On s’attend à ce que les approvisionnements en vaccins augmentent régulièrement, avec quelque 218 tens of millions de doses de vaccin COVID-19 devant arriver dans les Amériques, y compris les Caraïbes, d’ici la fin de 2021. Mais pour le second, ils sont en pénurie. Etienne a soutenu COVAX comme la voie la plus prometteuse.

«Nous pensons qu’il offre à notre région la meilleure opportunité pour accélérer l’accès aux vaccins COVID-19et en même temps réduire l’impression de la pandémie sur la vie des gens », a-t-elle déclaré.

Alors que les pays sont libres de conclure leurs propres accords bilatéraux avec les fabricants de vaccins, Etienne a déclaré que cela avait un effet sur l’set up COVAX.

«Nous sommes moins en mesure de négocier des prix plus bas», a-t-elle déclaré.
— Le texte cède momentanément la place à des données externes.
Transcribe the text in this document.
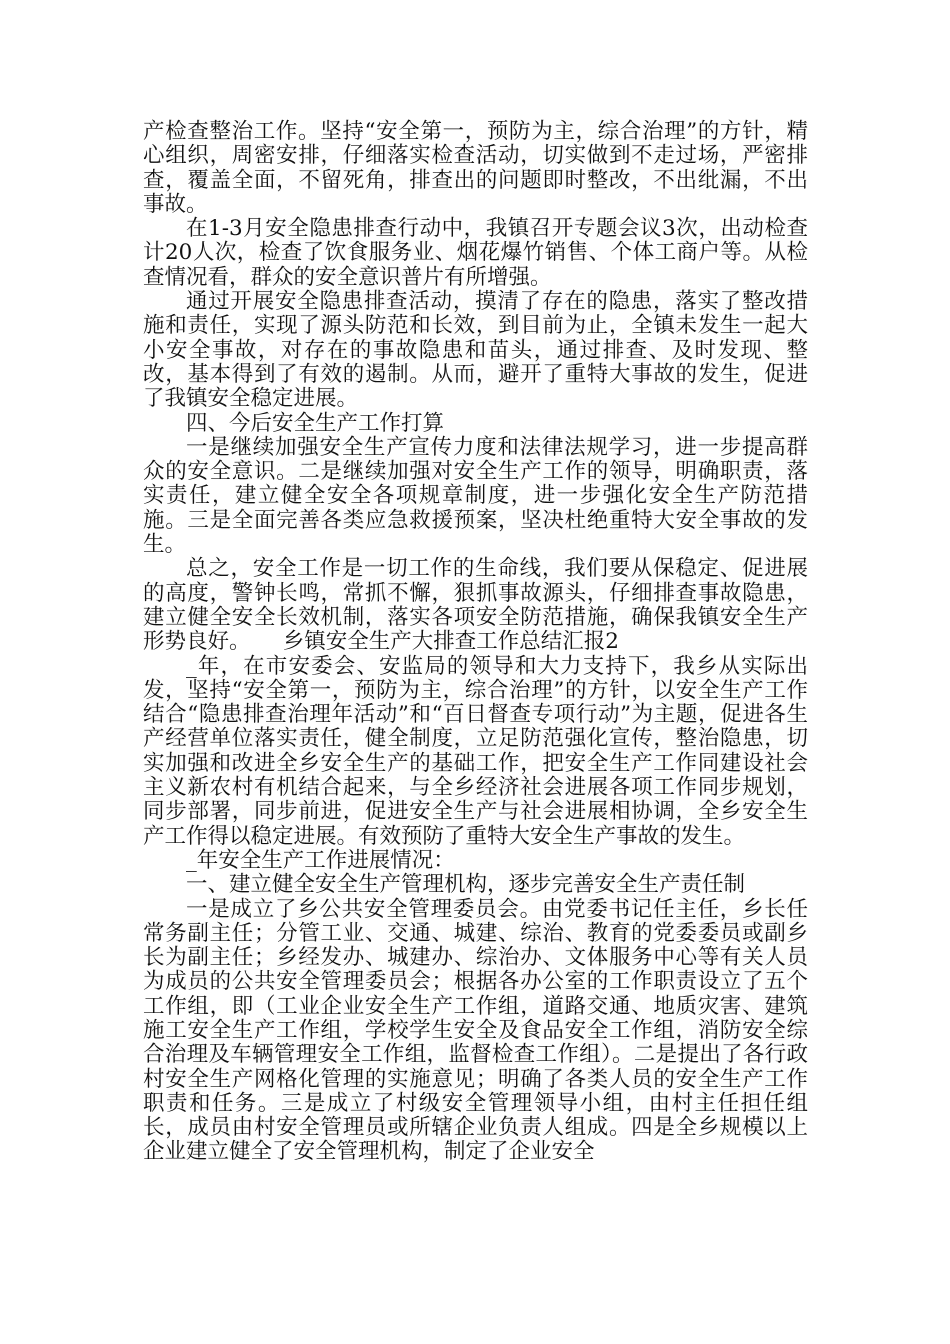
产检查整治工作。坚持“安全第一，预防为主，综合治理”的方针，精心组织，周密安排，仔细落实检查活动，切实做到不走过场，严密排查，覆盖全面，不留死角，排查出的问题即时整改，不出纰漏，不出事故。

在1-3月安全隐患排查行动中，我镇召开专题会议3次，出动检查计20人次，检查了饮食服务业、烟花爆竹销售、个体工商户等。从检查情况看，群众的安全意识普片有所增强。

通过开展安全隐患排查活动，摸清了存在的隐患，落实了整改措施和责任，实现了源头防范和长效，到目前为止，全镇未发生一起大小安全事故，对存在的事故隐患和苗头，通过排查、及时发现、整改，基本得到了有效的遏制。从而，避开了重特大事故的发生，促进了我镇安全稳定进展。

四、今后安全生产工作打算

一是继续加强安全生产宣传力度和法律法规学习，进一步提高群众的安全意识。二是继续加强对安全生产工作的领导，明确职责，落实责任，建立健全安全各项规章制度，进一步强化安全生产防范措施。三是全面完善各类应急救援预案，坚决杜绝重特大安全事故的发生。

总之，安全工作是一切工作的生命线，我们要从保稳定、促进展的高度，警钟长鸣，常抓不懈，狠抓事故源头，仔细排查事故隐患，建立健全安全长效机制，落实各项安全防范措施，确保我镇安全生产形势良好。 乡镇安全生产大排查工作总结汇报2

_年，在市安委会、安监局的领导和大力支持下，我乡从实际出发，坚持“安全第一，预防为主，综合治理”的方针，以安全生产工作结合“隐患排查治理年活动”和“百日督查专项行动”为主题，促进各生产经营单位落实责任，健全制度，立足防范强化宣传，整治隐患，切实加强和改进全乡安全生产的基础工作，把安全生产工作同建设社会主义新农村有机结合起来，与全乡经济社会进展各项工作同步规划，同步部署，同步前进，促进安全生产与社会进展相协调，全乡安全生产工作得以稳定进展。有效预防了重特大安全生产事故的发生。

_年安全生产工作进展情况：

一、建立健全安全生产管理机构，逐步完善安全生产责任制

一是成立了乡公共安全管理委员会。由党委书记任主任，乡长任常务副主任；分管工业、交通、城建、综治、教育的党委委员或副乡长为副主任；乡经发办、城建办、综治办、文体服务中心等有关人员为成员的公共安全管理委员会；根据各办公室的工作职责设立了五个工作组，即（工业企业安全生产工作组，道路交通、地质灾害、建筑施工安全生产工作组，学校学生安全及食品安全工作组，消防安全综合治理及车辆管理安全工作组，监督检查工作组）。二是提出了各行政村安全生产网格化管理的实施意见；明确了各类人员的安全生产工作职责和任务。三是成立了村级安全管理领导小组，由村主任担任组长，成员由村安全管理员或所辖企业负责人组成。四是全乡规模以上企业建立健全了安全管理机构，制定了企业安全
L’OPS, a-t-elle dit, continuera à travailler avec les États membres pour s’assurer qu’ils sont en mesure de recevoir, de stocker et d’administrer les vaccins. Le fonds renouvelable de l’organisation achètera également des vaccins pour les États membres, ainsi que des seringues et des aiguilles.

«Nous devons gérer l’anxiété», a-t-elle déclaré, «même dans des pays comme les États-Unis d’Amérique, ils n’obtiennent pas les quantités qu’ils s’attendaient à obtenir et nous devons donc prévoir que les vaccins seront fournis sur une période de temps. . »

Related Articles

Back to top button
Close

Help Journalism! Disable Adblocker!

Please Disable AdBlocker. We're Group of Individuals who are working to provide important information, News, Updates, Tips etc. Please help us by disabling Adblocker on our Website. AS THIS IS ONLY POSSIBLE WAY TO RUNNING THIS WEBSITE.